Em Nova York, o Global40 - principal título da dívida externa brasileira - recuou 0,0625 para 133,0125 cents

Clarissa Mangueira, da Agência Estado,

24 de fevereiro de 2010 | 08h17

 Os bônus das dívidas dos países emergentes recuaram sobre os Treasuries em Nova York, pressionados pelos dados negativos da confiança do consumidor nos EUA que estabeleceram uma tendência de queda dos ativos de riscos.

 

O índice de confiança do consumidor americano mergulhou mais de 10 pontos em fevereiro, elevando as preocupações sobre as perspectivas para o consumo, segundo o Conference Board.

 

O spread de risco do Emerging Markets Bond Index Global (Embig) do JPMorgan subiu 12 pontos-base, para 319 pontos-base sobre os Treasuries, com uma perda de 0,16% no dia.

 

Em Nova York, o Global40 - principal título da dívida externa brasileira - recuou 0,0625 para 133,0125 cents (preço de oferta). Em São Paulo, na corretora ICAP, o Global40 fechou na máxima do dia em 133,25 cents, de uma mínima em 132,90 cents. O spread de risco do Brasil ganhou 11 pontos-base, para 217 pontos-base sobre os Treasuries, com declínio de 0,25%.

 

Os bônus da dívida da Argentina foram os mais duramente atingidos. Esses bônus são geralmente voláteis em períodos de incerteza econômica, mas eles também foram afetados nesta terça-feira pela especulação de que o ministro da Economia, Amado Boudou, pode deixar o governo.
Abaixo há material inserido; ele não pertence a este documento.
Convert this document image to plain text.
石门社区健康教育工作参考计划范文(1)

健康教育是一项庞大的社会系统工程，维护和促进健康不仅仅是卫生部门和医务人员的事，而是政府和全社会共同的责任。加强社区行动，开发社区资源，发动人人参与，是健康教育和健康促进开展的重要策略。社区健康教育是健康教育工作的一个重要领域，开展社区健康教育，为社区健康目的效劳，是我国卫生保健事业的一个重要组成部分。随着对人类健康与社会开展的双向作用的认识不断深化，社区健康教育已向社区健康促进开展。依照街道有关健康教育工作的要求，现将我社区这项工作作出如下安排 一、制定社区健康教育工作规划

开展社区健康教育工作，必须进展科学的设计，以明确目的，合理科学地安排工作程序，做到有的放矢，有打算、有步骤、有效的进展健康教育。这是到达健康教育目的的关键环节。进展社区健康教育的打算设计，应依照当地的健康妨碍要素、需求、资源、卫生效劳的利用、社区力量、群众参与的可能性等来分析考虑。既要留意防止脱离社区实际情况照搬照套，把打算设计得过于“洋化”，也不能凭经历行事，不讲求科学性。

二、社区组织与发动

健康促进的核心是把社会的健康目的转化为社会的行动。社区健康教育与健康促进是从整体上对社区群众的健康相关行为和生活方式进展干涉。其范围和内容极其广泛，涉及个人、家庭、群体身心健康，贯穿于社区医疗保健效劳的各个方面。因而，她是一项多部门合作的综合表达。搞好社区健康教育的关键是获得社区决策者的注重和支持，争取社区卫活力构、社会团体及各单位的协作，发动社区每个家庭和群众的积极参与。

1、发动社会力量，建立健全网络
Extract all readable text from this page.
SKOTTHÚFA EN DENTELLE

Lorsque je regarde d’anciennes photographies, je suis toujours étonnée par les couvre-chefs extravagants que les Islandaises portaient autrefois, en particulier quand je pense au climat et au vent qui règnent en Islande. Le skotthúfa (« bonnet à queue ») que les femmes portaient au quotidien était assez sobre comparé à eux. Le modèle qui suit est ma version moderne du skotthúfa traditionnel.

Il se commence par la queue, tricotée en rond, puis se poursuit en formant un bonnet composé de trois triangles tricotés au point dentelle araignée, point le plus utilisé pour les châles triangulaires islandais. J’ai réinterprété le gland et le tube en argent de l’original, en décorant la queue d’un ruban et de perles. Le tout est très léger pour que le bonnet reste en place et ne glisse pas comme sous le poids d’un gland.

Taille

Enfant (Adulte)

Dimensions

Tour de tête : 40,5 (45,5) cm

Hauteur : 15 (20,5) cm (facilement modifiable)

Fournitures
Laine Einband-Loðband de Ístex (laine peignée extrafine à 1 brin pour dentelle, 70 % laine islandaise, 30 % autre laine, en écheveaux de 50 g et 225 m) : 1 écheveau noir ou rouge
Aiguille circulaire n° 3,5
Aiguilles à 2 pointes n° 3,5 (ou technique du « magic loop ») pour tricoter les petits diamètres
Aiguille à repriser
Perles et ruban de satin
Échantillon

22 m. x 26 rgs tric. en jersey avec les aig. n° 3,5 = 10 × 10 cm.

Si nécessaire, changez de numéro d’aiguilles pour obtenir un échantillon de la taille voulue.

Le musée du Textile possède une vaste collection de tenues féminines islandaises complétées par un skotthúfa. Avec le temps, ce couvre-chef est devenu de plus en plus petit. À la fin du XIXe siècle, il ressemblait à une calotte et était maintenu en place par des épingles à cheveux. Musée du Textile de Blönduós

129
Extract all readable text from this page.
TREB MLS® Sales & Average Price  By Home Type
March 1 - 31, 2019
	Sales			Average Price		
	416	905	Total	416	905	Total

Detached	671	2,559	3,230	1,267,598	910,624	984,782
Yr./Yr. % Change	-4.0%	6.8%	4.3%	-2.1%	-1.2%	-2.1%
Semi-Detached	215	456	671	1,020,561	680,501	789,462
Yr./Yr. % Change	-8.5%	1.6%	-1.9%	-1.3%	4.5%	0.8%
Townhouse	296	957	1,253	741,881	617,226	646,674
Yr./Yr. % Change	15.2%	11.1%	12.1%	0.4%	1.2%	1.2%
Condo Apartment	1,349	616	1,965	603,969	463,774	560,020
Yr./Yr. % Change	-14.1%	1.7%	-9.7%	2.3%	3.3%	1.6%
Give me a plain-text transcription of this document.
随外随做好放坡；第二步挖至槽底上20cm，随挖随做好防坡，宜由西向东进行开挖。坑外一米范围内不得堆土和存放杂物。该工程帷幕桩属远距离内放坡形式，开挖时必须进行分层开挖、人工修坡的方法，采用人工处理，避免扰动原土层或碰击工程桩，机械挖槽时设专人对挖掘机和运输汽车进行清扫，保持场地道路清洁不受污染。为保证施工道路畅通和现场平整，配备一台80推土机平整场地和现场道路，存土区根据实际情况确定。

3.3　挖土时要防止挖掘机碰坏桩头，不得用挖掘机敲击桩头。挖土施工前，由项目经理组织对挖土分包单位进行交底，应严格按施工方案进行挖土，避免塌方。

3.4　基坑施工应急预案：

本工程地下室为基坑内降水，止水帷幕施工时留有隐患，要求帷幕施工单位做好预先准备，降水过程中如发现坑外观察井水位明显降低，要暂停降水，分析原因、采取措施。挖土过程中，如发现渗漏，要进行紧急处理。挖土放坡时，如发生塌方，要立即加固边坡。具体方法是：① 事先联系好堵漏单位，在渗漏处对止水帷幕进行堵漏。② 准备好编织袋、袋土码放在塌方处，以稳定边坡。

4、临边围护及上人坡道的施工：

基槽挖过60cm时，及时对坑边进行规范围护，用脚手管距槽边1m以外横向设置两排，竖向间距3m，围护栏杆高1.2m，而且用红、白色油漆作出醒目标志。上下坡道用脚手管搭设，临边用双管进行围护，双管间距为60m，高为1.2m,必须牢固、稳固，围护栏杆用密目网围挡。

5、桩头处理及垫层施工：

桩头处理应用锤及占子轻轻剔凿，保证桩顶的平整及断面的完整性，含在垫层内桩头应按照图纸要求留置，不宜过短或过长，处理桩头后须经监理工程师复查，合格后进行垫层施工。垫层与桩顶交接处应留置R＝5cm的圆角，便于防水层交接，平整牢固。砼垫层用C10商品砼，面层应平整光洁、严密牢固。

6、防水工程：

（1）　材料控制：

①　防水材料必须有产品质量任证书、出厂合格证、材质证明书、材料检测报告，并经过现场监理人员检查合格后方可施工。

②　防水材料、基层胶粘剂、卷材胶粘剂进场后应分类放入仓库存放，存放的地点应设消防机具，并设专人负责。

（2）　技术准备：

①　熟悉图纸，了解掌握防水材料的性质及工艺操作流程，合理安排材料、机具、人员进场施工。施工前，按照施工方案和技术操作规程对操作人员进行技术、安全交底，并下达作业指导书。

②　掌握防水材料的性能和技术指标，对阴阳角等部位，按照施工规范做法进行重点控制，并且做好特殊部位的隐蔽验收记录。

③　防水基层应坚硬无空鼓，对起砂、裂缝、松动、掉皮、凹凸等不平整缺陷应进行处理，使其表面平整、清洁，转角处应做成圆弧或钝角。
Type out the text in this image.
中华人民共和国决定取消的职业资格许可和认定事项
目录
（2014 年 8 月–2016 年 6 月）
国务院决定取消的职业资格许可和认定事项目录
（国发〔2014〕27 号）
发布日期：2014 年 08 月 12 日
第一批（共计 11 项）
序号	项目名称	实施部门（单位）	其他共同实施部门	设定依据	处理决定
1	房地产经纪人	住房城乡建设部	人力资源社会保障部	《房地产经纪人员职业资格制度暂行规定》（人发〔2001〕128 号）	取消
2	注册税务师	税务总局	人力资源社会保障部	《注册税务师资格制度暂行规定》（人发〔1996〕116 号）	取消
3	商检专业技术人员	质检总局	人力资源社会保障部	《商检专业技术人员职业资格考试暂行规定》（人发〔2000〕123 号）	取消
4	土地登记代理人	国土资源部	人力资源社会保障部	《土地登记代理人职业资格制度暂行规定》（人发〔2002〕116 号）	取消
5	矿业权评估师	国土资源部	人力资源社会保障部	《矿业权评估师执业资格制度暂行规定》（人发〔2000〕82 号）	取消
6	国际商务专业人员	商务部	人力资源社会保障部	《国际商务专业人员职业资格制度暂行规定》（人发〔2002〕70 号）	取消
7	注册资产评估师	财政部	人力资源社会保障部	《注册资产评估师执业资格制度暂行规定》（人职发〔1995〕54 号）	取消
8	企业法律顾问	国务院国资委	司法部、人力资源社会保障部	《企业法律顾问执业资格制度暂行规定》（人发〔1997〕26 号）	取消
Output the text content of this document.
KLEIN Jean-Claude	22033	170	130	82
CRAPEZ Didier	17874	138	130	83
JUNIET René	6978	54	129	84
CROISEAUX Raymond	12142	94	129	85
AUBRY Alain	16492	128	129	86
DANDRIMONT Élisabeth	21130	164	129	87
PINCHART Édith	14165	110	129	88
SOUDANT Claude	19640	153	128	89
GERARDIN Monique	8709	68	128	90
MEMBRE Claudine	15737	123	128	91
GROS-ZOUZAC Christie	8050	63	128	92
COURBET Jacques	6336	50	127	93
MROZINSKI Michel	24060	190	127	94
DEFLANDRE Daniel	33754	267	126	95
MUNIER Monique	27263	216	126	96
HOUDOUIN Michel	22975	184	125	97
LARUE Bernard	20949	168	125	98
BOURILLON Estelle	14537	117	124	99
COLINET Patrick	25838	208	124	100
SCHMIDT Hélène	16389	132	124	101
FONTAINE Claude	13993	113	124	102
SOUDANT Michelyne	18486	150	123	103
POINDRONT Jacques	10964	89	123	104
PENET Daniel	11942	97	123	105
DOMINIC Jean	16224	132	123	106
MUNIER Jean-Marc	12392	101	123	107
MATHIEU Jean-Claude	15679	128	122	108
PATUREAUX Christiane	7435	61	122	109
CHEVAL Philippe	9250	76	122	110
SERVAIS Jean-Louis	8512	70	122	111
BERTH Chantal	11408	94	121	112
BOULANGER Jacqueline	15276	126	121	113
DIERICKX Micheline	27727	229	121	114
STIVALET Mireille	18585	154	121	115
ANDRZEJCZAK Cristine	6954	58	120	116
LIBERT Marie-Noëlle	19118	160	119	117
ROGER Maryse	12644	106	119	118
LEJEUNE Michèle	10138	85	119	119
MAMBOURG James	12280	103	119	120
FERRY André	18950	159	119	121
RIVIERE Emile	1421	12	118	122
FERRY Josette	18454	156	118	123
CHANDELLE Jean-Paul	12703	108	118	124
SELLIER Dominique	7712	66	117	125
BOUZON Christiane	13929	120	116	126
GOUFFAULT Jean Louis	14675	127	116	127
Um funcionário do ministério disse, porém, que a especulação estava sendo

"estimulada pela mídia que faz oposição ao governo". O spread de risco da Argentina subiu 36 pontos-base, para 820 pontos-base sobre os Treasuries, com uma queda de 2,48%.

 

O spread de risco da Venezuela também despencou, avançando 21 pontos-base, para 1.000 pontos-base sobre os Treasuries, com perda de 1,21%.

 

O spread de risco do México ganhou 11 pontos-base, para 250 pontos-base sobre os Treasuries, com alta de 0,03%. O resultado foi influenciado pelos dados de janeiro da balança comercial do país, que apontaram um déficit menor que o esperado de US$ 333 milhões no mês passado. Enquanto isso as vendas no varejo cresceram 1,6% em dezembro, marcando

a primeira alta anual desde agosto de 2008.

 

A Ucrânia continuou a ter um desempenho superior ao do mercado, mantendo a tendência de segunda-feira, que refletiu a saída do primeiro-ministro Yulia Tymoshenko da disputa presidencial, dando a vitória a Viktor Yanukovych. O spread de risco da Ucrânia caiu 11 pontos-base, para 797 pontos-base sobre os Treasuries, embora tenha registrado queda de 0,14%. As informações são da Dow Jones e de fontes do mercado.